2.5. Blood Measurements
Plasma nitrite and nitrate were used as biomarkers for nitric oxide availability [19
]. Six milliliter venous blood samples were taken by venepuncture, from a vein within the antecubital area, and collected into heparinized tubes. Samples were mixed, centrifuged (MF–50 Hanil Science Industrial, Incheon, South Korea) at 3500 rpm (1330 g) for 10 min, and the collected plasma aliquoted into Eppendorf tubes (0.5 mL per tube) and stored at −80 °C for later analysis of nitrite and nitrate concentrations by HPLC [20
2.6. Cognitive Measurements
Cognitive tests were completed in a quiet, isolated room using a computer placed at eye level (PsychoPy software, version 1.83.04 [21
]). The cognitive tasks included the choice reaction test (CRT), rapid visual information processing (RVIP), and Stroop tests. Each task was performed a total of four times per participant (two per trial; pre- and 2.5 h post-supplementation). These tests have been used to investigate the effects of nutritional supplementation on executive function, attention, and information processing speed [4
2.6.1. Choice Reaction Test (CRT)
The CRT task involves participants pressing the left-hand key when the word ‘LEFT’ appears and the right-hand key when the word ‘RIGHT’ appears.
2.6.2. Rapid Visual Information Processing (RVIP)
The RVIP test involves participants following a chain of single numbers from 1 to 9, which appear in a pseudo-random order at the rate of 100 per minute. The aim of the test is to correctly identify target sequences (2–4–6, 4–6–8, and 3–5–7) as quickly as possible.
2.6.3. Stroop Test
The Stroop test involves the display of different color names (‘RED’, ‘GREEN’, and ‘BLUE’) which appear on the screen, one at a time in different colored fonts (red, green or blue). The aim of this test is to press the key corresponding to the color of the font that the present word was displayed in.

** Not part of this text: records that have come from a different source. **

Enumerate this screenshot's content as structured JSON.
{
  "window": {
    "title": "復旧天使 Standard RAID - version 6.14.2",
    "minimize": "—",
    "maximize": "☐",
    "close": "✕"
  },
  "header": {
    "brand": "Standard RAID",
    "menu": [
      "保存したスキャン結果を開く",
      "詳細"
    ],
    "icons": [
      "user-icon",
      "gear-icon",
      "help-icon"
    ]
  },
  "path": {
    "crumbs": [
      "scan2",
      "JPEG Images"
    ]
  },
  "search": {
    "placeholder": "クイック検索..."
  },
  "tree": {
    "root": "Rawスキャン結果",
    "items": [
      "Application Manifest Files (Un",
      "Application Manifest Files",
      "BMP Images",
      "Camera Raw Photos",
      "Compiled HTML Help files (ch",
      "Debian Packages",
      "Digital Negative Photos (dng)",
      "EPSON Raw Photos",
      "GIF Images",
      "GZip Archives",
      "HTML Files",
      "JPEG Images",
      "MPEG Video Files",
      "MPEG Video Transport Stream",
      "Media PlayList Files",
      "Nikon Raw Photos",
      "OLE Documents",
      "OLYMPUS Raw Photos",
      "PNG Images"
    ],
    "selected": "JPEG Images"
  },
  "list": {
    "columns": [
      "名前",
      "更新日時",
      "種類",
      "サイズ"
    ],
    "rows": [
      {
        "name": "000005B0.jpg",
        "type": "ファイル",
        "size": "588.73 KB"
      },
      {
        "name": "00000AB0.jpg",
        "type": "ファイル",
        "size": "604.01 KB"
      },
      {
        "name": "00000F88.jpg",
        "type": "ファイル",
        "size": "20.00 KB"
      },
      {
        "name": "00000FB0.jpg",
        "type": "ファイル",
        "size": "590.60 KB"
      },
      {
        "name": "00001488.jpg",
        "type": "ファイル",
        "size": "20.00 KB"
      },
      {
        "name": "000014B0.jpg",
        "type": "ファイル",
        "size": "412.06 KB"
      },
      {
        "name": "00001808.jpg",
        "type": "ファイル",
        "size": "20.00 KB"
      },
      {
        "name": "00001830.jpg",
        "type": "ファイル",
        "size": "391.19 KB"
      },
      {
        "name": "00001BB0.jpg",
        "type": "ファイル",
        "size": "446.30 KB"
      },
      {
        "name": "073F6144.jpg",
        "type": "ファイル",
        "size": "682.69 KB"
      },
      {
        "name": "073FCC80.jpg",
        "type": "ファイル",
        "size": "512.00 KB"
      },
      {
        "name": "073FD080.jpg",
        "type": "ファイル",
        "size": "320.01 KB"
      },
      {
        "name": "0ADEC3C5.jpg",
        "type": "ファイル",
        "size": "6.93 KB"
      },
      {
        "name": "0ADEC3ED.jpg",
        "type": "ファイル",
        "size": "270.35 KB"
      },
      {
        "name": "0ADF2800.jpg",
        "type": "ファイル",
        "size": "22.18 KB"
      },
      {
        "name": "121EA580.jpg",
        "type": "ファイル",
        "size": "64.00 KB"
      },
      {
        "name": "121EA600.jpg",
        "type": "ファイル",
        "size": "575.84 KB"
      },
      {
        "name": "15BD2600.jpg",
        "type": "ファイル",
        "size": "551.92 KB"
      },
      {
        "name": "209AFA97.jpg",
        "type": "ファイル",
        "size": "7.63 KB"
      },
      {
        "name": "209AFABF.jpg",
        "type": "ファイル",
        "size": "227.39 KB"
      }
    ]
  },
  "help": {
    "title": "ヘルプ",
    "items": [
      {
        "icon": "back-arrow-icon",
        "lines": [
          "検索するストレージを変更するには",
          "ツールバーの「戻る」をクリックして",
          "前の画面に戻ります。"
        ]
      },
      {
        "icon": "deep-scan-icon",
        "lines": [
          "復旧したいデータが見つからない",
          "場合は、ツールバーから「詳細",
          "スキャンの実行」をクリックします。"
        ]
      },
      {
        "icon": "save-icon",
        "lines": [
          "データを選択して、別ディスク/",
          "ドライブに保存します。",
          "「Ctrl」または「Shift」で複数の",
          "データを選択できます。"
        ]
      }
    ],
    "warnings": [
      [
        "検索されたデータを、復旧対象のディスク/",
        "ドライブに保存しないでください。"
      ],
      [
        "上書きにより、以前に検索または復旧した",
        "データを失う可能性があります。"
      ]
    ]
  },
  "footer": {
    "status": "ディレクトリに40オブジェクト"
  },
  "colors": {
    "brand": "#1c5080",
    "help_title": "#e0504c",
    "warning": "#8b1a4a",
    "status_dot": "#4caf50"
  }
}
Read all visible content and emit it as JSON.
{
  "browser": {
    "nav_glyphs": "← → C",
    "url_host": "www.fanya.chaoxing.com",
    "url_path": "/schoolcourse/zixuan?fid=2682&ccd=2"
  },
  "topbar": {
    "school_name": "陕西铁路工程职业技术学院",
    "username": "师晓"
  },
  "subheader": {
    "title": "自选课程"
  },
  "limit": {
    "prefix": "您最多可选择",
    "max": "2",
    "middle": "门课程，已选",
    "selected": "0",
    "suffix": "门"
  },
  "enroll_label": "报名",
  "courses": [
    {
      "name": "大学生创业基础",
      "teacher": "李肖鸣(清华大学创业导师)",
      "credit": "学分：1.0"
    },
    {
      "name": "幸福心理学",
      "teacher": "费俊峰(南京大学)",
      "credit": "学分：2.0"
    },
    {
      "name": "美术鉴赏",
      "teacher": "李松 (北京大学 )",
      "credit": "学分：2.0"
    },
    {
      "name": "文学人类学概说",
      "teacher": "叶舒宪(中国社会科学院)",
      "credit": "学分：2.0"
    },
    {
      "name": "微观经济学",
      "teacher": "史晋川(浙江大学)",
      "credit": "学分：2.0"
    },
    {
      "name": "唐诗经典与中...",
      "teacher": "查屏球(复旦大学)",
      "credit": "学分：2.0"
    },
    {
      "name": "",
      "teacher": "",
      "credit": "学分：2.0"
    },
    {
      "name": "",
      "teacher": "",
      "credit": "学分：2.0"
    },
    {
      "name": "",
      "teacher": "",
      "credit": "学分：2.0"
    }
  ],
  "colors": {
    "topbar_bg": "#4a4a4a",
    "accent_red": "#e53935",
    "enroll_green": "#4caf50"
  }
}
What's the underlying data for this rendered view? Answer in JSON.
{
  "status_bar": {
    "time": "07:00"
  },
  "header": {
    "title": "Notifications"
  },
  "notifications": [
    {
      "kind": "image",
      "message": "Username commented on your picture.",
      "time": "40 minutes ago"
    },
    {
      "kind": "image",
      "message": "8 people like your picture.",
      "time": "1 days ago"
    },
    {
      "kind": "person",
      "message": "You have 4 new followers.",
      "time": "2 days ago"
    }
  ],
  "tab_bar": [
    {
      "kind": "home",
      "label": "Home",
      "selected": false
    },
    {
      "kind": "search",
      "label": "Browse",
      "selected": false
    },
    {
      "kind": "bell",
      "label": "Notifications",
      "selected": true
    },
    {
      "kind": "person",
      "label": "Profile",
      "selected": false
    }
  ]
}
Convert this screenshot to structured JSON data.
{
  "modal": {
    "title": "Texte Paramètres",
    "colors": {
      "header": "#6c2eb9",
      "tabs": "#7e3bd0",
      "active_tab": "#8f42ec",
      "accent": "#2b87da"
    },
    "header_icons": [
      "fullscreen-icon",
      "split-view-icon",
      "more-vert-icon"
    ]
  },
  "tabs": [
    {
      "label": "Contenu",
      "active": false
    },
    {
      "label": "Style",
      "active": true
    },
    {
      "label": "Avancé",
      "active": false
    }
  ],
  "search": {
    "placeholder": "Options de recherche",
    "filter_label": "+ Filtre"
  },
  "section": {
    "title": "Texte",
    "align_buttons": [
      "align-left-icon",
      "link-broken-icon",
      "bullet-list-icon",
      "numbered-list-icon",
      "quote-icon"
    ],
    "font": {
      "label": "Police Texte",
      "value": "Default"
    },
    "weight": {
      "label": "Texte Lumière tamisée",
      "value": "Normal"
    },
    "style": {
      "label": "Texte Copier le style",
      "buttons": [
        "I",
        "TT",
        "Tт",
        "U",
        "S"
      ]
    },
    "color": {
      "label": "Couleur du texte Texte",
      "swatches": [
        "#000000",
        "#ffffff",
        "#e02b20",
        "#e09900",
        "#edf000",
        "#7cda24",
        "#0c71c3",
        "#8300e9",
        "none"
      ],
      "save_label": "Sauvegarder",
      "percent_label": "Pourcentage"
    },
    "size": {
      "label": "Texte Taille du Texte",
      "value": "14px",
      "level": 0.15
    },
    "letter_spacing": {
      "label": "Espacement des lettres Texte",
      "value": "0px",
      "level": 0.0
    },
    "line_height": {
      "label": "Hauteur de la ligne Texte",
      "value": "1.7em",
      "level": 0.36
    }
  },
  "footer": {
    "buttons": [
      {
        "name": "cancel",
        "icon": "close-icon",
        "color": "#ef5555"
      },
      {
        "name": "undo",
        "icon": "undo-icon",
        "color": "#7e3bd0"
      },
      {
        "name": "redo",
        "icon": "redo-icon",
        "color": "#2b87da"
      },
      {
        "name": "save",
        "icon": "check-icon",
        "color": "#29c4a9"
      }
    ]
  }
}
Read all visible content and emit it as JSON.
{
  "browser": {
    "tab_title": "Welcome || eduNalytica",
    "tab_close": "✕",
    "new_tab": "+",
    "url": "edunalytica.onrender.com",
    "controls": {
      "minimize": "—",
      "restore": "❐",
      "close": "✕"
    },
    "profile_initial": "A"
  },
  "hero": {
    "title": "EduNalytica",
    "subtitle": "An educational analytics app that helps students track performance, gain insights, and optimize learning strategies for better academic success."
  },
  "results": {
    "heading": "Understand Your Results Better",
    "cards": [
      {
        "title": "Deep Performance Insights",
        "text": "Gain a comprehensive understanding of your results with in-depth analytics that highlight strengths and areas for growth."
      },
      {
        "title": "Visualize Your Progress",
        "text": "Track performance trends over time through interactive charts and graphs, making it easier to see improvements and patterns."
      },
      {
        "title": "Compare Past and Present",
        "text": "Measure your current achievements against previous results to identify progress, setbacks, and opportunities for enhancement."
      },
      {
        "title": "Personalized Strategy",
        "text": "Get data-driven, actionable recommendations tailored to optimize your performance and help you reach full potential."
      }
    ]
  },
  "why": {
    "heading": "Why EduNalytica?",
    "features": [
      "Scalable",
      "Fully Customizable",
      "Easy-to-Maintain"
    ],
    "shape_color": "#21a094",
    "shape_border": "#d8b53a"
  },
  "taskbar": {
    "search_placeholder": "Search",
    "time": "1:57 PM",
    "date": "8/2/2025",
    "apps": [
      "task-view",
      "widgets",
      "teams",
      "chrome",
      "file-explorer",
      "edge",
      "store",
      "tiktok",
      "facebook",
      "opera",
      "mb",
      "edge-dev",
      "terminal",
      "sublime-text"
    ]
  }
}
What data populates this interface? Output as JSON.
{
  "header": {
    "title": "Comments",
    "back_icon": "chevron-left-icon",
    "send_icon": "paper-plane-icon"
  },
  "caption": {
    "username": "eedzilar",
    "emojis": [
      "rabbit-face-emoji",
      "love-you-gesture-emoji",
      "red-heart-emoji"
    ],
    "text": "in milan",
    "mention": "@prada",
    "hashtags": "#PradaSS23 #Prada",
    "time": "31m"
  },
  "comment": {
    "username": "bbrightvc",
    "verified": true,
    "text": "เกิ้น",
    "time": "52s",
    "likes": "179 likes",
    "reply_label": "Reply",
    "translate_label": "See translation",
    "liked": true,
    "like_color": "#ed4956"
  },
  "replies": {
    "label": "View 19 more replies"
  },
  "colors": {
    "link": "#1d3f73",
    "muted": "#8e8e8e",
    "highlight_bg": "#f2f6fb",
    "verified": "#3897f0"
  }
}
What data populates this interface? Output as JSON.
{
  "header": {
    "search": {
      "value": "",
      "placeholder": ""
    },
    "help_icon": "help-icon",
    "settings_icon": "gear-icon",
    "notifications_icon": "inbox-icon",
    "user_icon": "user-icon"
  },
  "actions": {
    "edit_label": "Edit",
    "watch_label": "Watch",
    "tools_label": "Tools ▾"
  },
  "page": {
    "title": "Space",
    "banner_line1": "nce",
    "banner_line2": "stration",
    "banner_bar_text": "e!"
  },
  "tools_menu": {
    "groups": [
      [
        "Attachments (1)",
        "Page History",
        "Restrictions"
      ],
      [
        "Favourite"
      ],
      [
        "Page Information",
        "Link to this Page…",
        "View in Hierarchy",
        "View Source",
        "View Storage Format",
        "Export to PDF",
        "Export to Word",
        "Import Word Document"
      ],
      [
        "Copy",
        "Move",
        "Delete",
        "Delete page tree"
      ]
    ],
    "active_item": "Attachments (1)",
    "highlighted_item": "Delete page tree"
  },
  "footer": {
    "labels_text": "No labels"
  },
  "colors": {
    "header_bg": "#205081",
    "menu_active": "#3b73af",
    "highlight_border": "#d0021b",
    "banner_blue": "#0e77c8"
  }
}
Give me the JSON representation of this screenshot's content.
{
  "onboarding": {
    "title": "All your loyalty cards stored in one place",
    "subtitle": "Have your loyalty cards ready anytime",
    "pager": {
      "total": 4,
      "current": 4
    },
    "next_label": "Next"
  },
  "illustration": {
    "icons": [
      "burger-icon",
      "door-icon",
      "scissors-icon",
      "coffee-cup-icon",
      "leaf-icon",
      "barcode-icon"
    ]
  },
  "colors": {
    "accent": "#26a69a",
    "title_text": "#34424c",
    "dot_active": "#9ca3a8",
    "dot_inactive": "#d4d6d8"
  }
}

2.7. Mood and Perceptual Measurements
The feeling scale (FS) was used to measure the degree of displeasure or pleasure based on an 11-point scale ranging from −5 (very bad) to +5 (very good) [23
]. The felt arousal scale (FAS) was used to measure the degree of arousal-activation based on a 6-point scale ranging from 1 (low arousal) to 6 (high arousal) [24
]. The profile of mood states (POMS) was used to evaluate mood based on ranking how one feels, on a 5-point Likert scale ranging from 0 (not at all) to 4 (extremely) for each word presented under the 7 mood states (fatigue, anger, vigor, tension, esteem, confusion, and depression) [25
]. The FS, FAS and POMS measures were all completed before and 2.5 h post-supplementation.
2.8. Statistical Analysis
Statistical analyses were completed using IBM SPSS (Version 22.0). All data except for physical characteristics and baseline measurements were analyzed using mixed-method repeated-measures analysis of variance (ANOVA) with treatment and time as within-subject factors, and age as the between-subject factor. Sphericity was tested using the Mauchly’s test to ensure the assumption of sphericity was not violated, and multivariate models were applied if these assumptions were not met. Where significant differences were found, post-hoc tests with Holm-Bonferroni correction were undertaken to assess multiple comparisons. Outliers were excluded based on the Tukey test. Relative effect sizes were calculated using partial eta squared and defined as small (η2p = 0.01), medium (η2p = 0.06), or large (η2p = 0.14). Independent Student’s t-tests were used to examine differences in physical characteristics (height, weight, age) between age groups. Data are presented as mean ± standard deviation. Statistical significance was set at p < 0.05.